What's the most sensible way to emulate lookaround behavior in Rust regex?


The Rust regex crate states:

This crate provides a native implementation of regular expressions that is heavily based on RE2 both in syntax and in implementation. Notably, backreferences and arbitrary lookahead/lookbehind assertions are not provided.

As of this writing, "rust regex lookbehind" comes back with no results from DuckDuckGo.

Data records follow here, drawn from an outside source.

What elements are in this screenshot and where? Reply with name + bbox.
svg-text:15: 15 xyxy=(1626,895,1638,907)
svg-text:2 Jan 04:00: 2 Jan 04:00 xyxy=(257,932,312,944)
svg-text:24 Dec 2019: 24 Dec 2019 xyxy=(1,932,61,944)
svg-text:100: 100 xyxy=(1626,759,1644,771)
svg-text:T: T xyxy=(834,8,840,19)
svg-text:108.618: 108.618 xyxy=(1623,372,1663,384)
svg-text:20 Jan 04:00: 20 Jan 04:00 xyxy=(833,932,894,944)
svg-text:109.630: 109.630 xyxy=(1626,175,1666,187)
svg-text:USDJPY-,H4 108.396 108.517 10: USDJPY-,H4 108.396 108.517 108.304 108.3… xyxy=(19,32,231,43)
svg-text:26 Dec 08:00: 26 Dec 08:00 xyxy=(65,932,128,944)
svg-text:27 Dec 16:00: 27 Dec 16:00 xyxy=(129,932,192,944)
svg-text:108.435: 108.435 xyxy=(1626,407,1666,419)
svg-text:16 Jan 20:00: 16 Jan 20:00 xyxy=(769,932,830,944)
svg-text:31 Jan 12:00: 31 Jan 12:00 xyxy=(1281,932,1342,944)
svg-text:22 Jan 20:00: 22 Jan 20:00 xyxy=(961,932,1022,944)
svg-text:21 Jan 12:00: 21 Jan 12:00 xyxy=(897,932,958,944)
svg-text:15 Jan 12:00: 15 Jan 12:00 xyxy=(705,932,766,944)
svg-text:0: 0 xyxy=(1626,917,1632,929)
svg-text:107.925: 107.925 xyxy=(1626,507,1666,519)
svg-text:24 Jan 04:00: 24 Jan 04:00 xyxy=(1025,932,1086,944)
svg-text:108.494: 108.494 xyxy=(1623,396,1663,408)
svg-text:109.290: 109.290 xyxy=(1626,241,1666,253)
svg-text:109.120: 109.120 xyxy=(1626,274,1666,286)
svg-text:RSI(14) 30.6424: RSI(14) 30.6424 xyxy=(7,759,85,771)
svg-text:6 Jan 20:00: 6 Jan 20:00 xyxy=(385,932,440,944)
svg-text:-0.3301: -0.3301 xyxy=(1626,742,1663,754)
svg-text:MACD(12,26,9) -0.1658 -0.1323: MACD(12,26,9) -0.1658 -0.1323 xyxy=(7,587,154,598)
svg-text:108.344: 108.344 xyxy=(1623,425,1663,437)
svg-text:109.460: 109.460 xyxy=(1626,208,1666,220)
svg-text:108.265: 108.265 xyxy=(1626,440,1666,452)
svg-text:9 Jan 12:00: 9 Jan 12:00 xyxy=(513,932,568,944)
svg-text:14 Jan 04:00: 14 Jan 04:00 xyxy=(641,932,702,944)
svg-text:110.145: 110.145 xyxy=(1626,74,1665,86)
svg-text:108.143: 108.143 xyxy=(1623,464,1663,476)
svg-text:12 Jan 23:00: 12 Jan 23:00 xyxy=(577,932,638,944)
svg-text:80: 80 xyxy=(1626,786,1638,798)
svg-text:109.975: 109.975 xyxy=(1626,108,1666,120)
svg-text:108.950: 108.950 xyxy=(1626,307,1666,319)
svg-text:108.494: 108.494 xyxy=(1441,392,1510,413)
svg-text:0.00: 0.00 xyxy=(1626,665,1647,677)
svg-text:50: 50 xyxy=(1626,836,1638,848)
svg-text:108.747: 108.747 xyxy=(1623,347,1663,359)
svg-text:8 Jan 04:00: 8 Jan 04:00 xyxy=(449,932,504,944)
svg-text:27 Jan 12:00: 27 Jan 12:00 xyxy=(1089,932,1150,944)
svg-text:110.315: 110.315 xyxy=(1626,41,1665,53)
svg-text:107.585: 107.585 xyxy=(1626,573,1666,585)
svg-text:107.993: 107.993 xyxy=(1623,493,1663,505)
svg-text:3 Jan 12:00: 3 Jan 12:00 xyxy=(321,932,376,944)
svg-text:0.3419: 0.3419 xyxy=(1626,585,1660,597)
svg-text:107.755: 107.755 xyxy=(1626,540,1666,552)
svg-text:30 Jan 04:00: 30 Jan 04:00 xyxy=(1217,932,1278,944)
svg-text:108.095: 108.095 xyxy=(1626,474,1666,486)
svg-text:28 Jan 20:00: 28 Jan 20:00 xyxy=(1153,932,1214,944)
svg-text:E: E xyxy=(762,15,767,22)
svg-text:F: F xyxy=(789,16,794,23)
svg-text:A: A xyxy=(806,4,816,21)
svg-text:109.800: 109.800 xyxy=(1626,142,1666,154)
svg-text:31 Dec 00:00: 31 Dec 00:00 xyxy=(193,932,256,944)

I've never had to work around this before, but I can think of two approaches:

Approach 1 (forward)

  1. Iterate over .captures() for the pattern I want to use as lookbehind.
  2. Match the thing I actually wanted to match between captures. (forward)

Approach 2 (reverse)

  1. Match the pattern I really want to match.
  2. For each match, look for the lookbehind pattern until the end byte of a previous capture or the beginning of the string.

Not only does this seem like a huge pain, it also seems like a lot of edge cases are going to trip me up. Is there a better way to go about this?

Example

Given a string like:

"Fish33-Tiger2Hyena4-"

I want to extract ["33-", "2", "4-"] iff each one follows a string like "Fish".


Solution

  • If you have a regex application where you have a known consistent pattern that you want to use as lookbehind, another workaround is to use .splits() with the lookbehind-matching pattern as the argument (similar to the idea mentioned in the other answer). That will at least give you strings expressed by their adjacency to the match you want to lookbehind.

    I don't know about performance guarantees regex-wise but this at least means that you can do a lookbehind-free regex match on the split result either N times (for N splits), or once on the concatenated result as needed.